Sam Po Tay Djien ( Zheng Ho ),yang telah roboh. bangunan klenteng meerupakan bangunan tunggal beratap susun. Berbeda dengan type klenteng yang ada di Pecinan, klenteng ini tidak mempunyai serambi atau balai gerbang yang terpisah. Pada pecahan tengah terdapat ruang pemujaan Sam Po.Gua kerikil sebagaimana tersebut di atas terdapat di dekatnya. Facade gua berlukisan sepasang naga dengan bola api yang terletak di tas ambang pintu masuk yang sempit.Klenteng Tho Tee Kong atau Toapekong Tanah atau Ho Tek Tjin Sin yang terletak di belakang pintu gerbang, merupakan yang paling populer.
Di kalangan masyarakat yang agraris, Dewa Bumi ini sangat dihormati dan selalu dimintai berkahnya. Klenteng Cap Kauw King, tempat pemujaan Tho Tee Kong pula, berkaitan dengan klenteng ini. Tidak pula dijumpai serambi menyerupai pada klenteng di Pecinan. Tempat pemujaan Kyai Jurumudi dipercaya sebagai makam Wang Jing Hong, wakil Zheng Hoo dalam pelayarannya.
Bangunan makam merupakan bangunan sederhana beratap pelana. Pintu masuknya terletak di tengah dan di kedua sisinya terdapat jendela bundar. Di bawah kedua jendela bulat terdapat lukisan berwarna yang mengisahkan perjalanan pelayaran Sam Po.

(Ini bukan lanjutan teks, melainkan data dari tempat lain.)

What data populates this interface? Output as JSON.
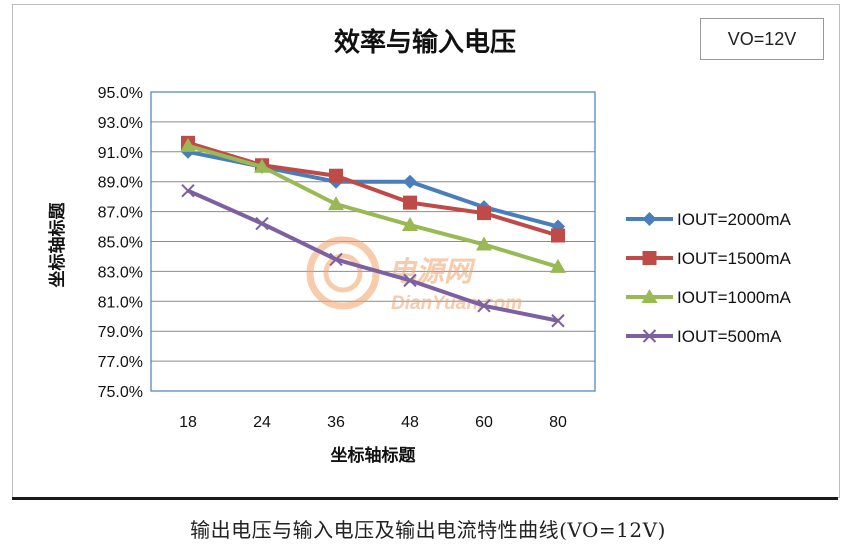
{
  "annotation": {
    "vo_label": "VO=12V"
  },
  "caption": "输出电压与输入电压及输出电流特性曲线(VO=12V)",
  "watermark": {
    "text_cn": "电源网",
    "text_en": "DianYuan.com",
    "color": "#f2a16a"
  },
  "chart_data": {
    "type": "line",
    "title": "效率与输入电压",
    "xlabel": "坐标轴标题",
    "ylabel": "坐标轴标题",
    "categories": [
      "18",
      "24",
      "36",
      "48",
      "60",
      "80"
    ],
    "ylim": [
      75.0,
      95.0
    ],
    "yticks": [
      "95.0%",
      "93.0%",
      "91.0%",
      "89.0%",
      "87.0%",
      "85.0%",
      "83.0%",
      "81.0%",
      "79.0%",
      "77.0%",
      "75.0%"
    ],
    "grid": true,
    "legend_position": "right",
    "series": [
      {
        "name": "IOUT=2000mA",
        "color": "#4a7ebb",
        "marker": "diamond",
        "values": [
          91.0,
          90.0,
          89.0,
          89.0,
          87.3,
          86.0
        ]
      },
      {
        "name": "IOUT=1500mA",
        "color": "#be4b48",
        "marker": "square",
        "values": [
          91.6,
          90.1,
          89.4,
          87.6,
          86.9,
          85.4
        ]
      },
      {
        "name": "IOUT=1000mA",
        "color": "#98b954",
        "marker": "triangle",
        "values": [
          91.4,
          90.0,
          87.5,
          86.1,
          84.8,
          83.3
        ]
      },
      {
        "name": "IOUT=500mA",
        "color": "#7d60a0",
        "marker": "x",
        "values": [
          88.4,
          86.2,
          83.8,
          82.4,
          80.7,
          79.7
        ]
      }
    ]
  }
}
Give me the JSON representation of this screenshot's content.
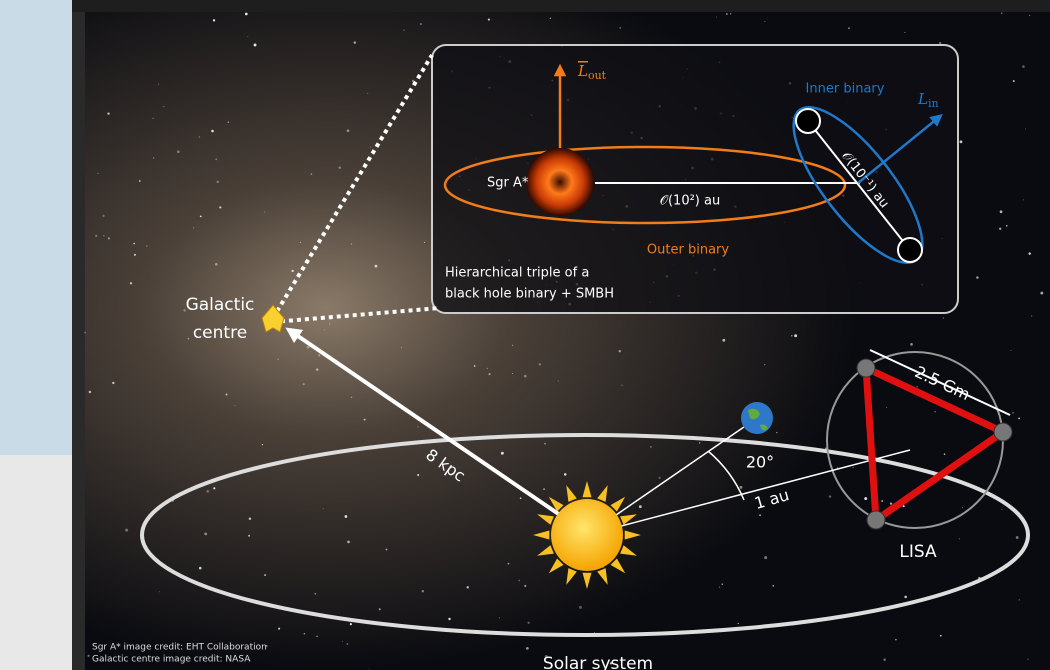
{
  "diagram": {
    "inset": {
      "l_out": {
        "symbol": "L",
        "subscript": "out"
      },
      "l_in": {
        "symbol": "L",
        "subscript": "in"
      },
      "inner_binary": "Inner binary",
      "sgr_a": "Sgr A*",
      "outer_distance": "𝒪(10²) au",
      "inner_distance": "𝒪(10⁻¹) au",
      "outer_binary": "Outer binary",
      "caption": [
        "Hierarchical triple of a",
        "black hole binary + SMBH"
      ]
    },
    "galactic_centre": [
      "Galactic",
      "centre"
    ],
    "distance_gc": "8 kpc",
    "angle": "20°",
    "orbit_radius": "1 au",
    "arm_length": "2.5 Gm",
    "lisa": "LISA",
    "credits": [
      "Sgr A* image credit: EHT Collaboration",
      "Galactic centre image credit: NASA"
    ],
    "solar_system": "Solar system"
  }
}
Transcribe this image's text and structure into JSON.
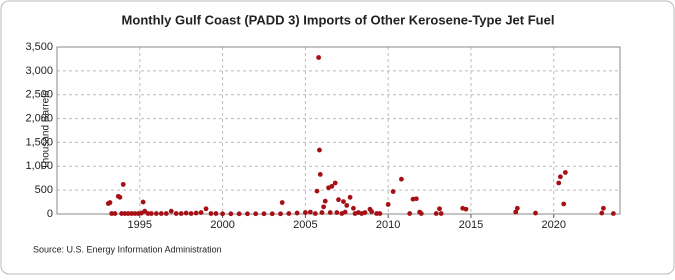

Anjungan Kyai Jangkar mempunyai tiga altar, yaitu altar Hoo Ping, yaitu para pelaut dan pembantu Zheng Ho yang gugur pada ketika menunaikan tugasnya; altar Nabi Kong Hu Cu di tengah; dan altar pemujaan mbah Kyai Jangkar di sebelah kanan. Anjungan Kyai Cundrik Bumi merupakan petilasan tempat anak buah Zheng Ho menyimpan segala macam senjata. Sedangkan anjungan Kayi Tumpeng yang terletak di ujung selatan komplek dipercaya sebagai tempat anak buah Zheng Ho bersantap pada masa lalu. Bangunan ini kini digunakan untuk bersemedi atau menyepi.